Questa custom sinora non ha sfondato come avrebbe meritato. Ora torna sotto i riflettori con un abito scuro, grintoso ed elegante, e con una sella che aiuta anche chi non ha zampe da fenicottero. Peccato che il prezzo resti ancora un po' salato...
COLPO IN CANNA Se infatti sinora c'è un aggettivo che meglio di altri fotografa la Moto Guzzi Bellagio e la sua storia, questo è probabilmente "incompresa". Da quando è stata lanciata nel 2007, la più recente tra le custom di Mandello del Lario è stata venduta a malapena in un migliaio di pezzi. Sono tutto sommato pochini, in senso assoluto e, a maggior ragione, alla luce delle molte qualità della moto. Se a questa Guzzi è rimasto un po' il colpo in canna è per una serie di concause. In primis, la stessa Casa ha preferito spingere più altri modelli da un punto di vista mediatico, lasciando la Bellagio un po' lontana dalle luci della ribalta.
PICCOLI NEI A ben vedere c'è ancora un po' troppa plastica là dove ci si aspetterebbe di trovare metallo, come a livello dei parafanghi, delle cornici del faro e della strumentazione ma nel complesso la Bellagio Aquila Nera appaga tanto la vista quanto il tatto. Tra l'altro, con questa versione, come si accennava al'inizio, anche le terga hanno la loro parte. La sella biposto è meglio conformata rispetto a quella della primissima serie ed è più sciancrata lungo i fianchi, per permettere a chiunque di poggiare saldamente i piedi per terra nel traffico cittadino.
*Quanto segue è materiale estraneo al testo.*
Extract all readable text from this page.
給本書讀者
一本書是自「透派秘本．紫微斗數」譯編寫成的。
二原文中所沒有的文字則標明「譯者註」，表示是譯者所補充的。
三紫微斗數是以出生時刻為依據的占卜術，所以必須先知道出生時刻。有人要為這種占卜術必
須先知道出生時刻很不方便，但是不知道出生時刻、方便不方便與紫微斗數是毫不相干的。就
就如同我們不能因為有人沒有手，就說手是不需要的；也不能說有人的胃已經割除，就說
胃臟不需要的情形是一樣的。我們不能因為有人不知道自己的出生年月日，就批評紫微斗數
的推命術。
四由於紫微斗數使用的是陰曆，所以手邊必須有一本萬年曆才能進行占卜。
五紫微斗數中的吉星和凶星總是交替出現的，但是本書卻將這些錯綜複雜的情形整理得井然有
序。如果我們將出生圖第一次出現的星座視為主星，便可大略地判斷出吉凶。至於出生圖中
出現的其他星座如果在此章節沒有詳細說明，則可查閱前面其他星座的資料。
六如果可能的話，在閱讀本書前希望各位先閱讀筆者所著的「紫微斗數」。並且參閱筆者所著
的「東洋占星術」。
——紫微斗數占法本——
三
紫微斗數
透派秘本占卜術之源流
CUORE GENEROSO Dal motore arrivano solo belle conferme. Il tradizionale V2 si dimostra in configurazione 940 più in palla che mai. Si avvia lesto, vibra pochissimo a tutti i regimi e sale rapidamente di giri, con una colonna sonora allo scarico urbana ma comunque piacevole. Ai bassi è regolare e gira senza strappi o ruvidità, pronto a sgranchirsi le bielle ben supportato da un cambio abbastanza svelto, silenzioso e preciso.